Imagine the following scene from a year in the future: Workers in a Thai factory are assembling cars developed under the initiative of a Japanese automaker. They are putting together parts from across East Asia-Philippine-made meters, South Korean electronic control devices, Malaysian-made air conditioners, engines built in Indonesia, Chinese-made wires and steel plates imported from Japan-to make a car that comes with the tag "made in East Asia."
This scenario could materialize when the Association of Southeast Asian Nations (ASEAN) concludes FTAs with Japan, China and South Korea to form a single market with no tariffs.
Parties to FTAs are also expected to conclude agreements to encourage personnel and cultural exchanges across national borders within the single market. As a result, it will be a matter of course for businesspeople who make frequent overseas business trips to hold multiple-journey passports that allow them to come and go as many times as they please. Business will be conducted in an Asian common currency, the so-called acu (Asian currency unit), which would be analogous to the euro in the European Union.
FTAs gradually lower the economic barriers that separate countries. There are currently nearly 190 FTAs worldwide. Since the early 1990s, after the collapse of the Cold War structure, both Europe and the United States have begun to move toward integrating their markets-Europe with the expansion of the European Union, and the United States with the formation of the North American Free Trade Area with Canada and Mexico.
But Asia has remained virtually an FTA vacuum.
The single most significant factor behind Asia's failure to catch up with the trend is attributed to Japan, which is blamed for neglecting to devise an effective Asian trade strategy despite its overwhelming predominance over the region as an economic power.
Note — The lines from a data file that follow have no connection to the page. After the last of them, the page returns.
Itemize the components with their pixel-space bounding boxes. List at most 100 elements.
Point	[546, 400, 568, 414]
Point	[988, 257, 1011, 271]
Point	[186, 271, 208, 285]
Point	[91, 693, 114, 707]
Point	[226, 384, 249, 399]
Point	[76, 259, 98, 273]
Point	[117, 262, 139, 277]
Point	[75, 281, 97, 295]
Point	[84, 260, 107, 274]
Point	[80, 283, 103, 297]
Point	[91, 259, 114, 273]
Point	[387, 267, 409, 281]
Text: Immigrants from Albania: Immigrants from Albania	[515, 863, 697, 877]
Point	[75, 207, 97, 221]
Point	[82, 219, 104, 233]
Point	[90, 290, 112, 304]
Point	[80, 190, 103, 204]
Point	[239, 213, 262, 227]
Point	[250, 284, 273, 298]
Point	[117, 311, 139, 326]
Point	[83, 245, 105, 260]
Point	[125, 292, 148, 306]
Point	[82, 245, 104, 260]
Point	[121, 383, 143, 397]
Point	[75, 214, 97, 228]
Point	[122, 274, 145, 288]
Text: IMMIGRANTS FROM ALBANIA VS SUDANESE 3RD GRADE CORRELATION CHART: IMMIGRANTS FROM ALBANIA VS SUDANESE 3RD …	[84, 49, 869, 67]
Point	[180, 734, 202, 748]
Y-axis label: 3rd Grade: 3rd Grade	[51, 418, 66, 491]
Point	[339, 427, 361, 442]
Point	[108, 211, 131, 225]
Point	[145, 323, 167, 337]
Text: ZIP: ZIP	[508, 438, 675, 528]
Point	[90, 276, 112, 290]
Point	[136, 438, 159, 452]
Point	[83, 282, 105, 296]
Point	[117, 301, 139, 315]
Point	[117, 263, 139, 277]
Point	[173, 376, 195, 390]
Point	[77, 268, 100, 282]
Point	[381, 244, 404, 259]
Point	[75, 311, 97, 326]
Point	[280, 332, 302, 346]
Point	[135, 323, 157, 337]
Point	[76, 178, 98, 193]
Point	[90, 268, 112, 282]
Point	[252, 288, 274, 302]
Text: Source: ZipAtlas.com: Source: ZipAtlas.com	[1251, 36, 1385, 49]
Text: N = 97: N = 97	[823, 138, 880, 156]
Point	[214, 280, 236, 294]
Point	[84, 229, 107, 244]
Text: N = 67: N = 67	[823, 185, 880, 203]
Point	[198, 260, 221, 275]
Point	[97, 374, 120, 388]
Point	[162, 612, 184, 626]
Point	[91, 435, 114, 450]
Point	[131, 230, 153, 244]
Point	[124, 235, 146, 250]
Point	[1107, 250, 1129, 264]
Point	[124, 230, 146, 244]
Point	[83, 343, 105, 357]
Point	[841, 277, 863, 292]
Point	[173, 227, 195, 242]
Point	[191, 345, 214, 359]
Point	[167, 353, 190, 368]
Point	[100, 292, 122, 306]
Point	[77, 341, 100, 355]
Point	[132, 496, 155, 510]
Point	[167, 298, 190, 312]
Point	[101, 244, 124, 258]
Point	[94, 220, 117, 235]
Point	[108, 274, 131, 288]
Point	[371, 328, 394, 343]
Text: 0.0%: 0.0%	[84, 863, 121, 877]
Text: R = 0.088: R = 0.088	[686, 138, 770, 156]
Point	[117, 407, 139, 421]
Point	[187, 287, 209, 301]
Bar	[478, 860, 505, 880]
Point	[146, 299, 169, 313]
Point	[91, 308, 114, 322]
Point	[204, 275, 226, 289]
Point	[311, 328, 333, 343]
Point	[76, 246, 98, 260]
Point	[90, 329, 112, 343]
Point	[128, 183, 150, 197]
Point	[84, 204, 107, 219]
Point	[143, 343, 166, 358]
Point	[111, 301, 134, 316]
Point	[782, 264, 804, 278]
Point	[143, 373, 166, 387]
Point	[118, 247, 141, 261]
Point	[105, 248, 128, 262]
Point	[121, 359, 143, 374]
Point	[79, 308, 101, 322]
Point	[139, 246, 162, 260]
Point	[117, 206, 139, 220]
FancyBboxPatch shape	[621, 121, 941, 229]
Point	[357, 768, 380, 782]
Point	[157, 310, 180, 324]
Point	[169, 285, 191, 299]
During the 1990s, which is dubbed "the lost decade," the competitiveness of Japanese industries declined. From the standpoint of trade, it was also a time when Japan and Asia lagged behind the global trend to integrate regional economies.
But regardless of an absence of an effectual trade policy, the market went ahead and accelerated economic interdependency within East Asia. East Asian regional trade (the total exports of regional countries) grew 3.2-fold in the 10 years up to 1991, and jumped 2.1 times in the next decade, according to a 2003 white paper on trade.
As a result, in the past 10 years, the greater part of Japan's trade shifted from the United States to East Asia, and the economic attraction between Japan and East Asia became stronger than ever.
The trend of growing interdependency can be interpreted as a virtual process to lay the groundwork for economic integration.
Businesses in Japan, China and South Korea share strong expectations for FTAs that support such moves. The ratio of businesses supporting a tripartite FTA was 85 percent in China, 79 percent in Japan and 71 percent in South Korea, according to a joint study released Oct. 7 at the Japan-China-South Korea summit in Bali, Indonesia.
So far, China is the most active of all Asian nations to advance FTAs. In November 2002, Japan proposed to ASEAN the establishment of a comprehensive economic cooperation agreement. At long last, this month, Japan and ASEAN signed a framework agreement one year after China.
East Asia is a global growth center. The emergence of a tariff-free single East Asian economic bloc would enable Japanese companies to drastically cut costs and bolster earnings because they could rearrange their production bases to best meet their needs. In short, Japan can benefit from Asia's "vitality" to activate its economy.
That's not all. Through FTAs, Japan can open its doors even wider, to the rest of Asia, not only in terms of products and money flow but also in the area of personnel exchanges, and can spur Asian economic advancement and raise the standard of living of its Asian neighbors. This process promotes Asian political stability and contributes to the expansion of the regional market.
By "opening up"to Asia, Japan can attain Asian prosperity as well as its own. The FTA framework clearly shows such possibilities.
CHRONOLOGY OF MOVES CONCERNING FREE TRADE AGREEMENTS IN EAST ASIA
Nov. 2001: ASEAN and China agree on completion of an FTA within 10 years.
Jan. 2002: Japan concludes an FTA with Singapore.
Japan proposes the conclusion of an FTA-based "comprehensive economic partnership agreement" with ASEAN.
Nov. 2002: ASEAN and China sign a framework agreement on "comprehensive economic cooperation." China calls for a joint study toward the conclusion of an FTA with Japan and South Korea.
March 2003: ASEAN and Japan launch a government-level committee to study FTAs.
Oct. 2003: ASEAN adopts a declaration aimed at achieving economic integration in 2020. A Japan-China-South Korea summit adopts a joint declaration calling for the conclusion of an FTA covering the three countries for the first time. Japan and ASEAN sign a framework agreement for "economic partnership."